The NIH has stated that “the extraordinary remedy of march-in is not an appropriate means of controlling prices.” That is a view that NIH has reiterated. The Congressional Budget Office has noted, “Empirical studies find that public-sector research tends to increase private R&D rather than to decrease it—that is, they are complements, not substitutes. Several recent studies have associated increases in NIH-funded basic research with increased private R&D efforts. One study found that in the decade following an increase in NIH funding, private R&D spending grew by about eight times as much as the increase in that funding. Another study found that for every two NIH research grants, about one new private-sector patent was awarded.”
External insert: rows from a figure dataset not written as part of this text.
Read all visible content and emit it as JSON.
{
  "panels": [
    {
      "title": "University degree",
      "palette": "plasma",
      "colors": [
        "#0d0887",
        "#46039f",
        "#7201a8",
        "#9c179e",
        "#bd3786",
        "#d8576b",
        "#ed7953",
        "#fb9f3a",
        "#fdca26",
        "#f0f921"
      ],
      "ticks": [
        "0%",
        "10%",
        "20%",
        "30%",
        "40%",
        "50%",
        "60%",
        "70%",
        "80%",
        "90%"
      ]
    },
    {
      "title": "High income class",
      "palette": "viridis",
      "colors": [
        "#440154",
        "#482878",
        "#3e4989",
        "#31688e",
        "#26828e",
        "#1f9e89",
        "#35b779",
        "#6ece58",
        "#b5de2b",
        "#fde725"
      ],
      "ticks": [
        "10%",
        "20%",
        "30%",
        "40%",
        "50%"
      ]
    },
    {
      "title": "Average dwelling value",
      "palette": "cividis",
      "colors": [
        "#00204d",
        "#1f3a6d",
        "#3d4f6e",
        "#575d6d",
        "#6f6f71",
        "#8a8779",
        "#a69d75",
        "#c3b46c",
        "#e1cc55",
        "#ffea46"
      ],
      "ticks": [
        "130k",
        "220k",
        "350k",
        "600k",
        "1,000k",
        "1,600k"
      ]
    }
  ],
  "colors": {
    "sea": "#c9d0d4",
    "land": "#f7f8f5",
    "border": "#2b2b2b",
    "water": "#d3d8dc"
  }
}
It is ironic that the Bayh-Dole Act was signed when the United States economy struggled to gain momentum after the uncertainty of the 1970s. Today, the United States faces even more serious challenges—post-pandemic uncertainty, international competitiveness from unfriendly nations, and reactionary approaches to public policy that cast aside evidence and history for political expediency and short-term partisan wins. Administrative actions, such as the Draft Interagency March-In Guidance Framework, will undermine the United States, exacerbate the existing sense of uncertainty, and make us less internationally competitive at a time when we need to unleash the forces of innovation.
Thank you for your consideration of these views.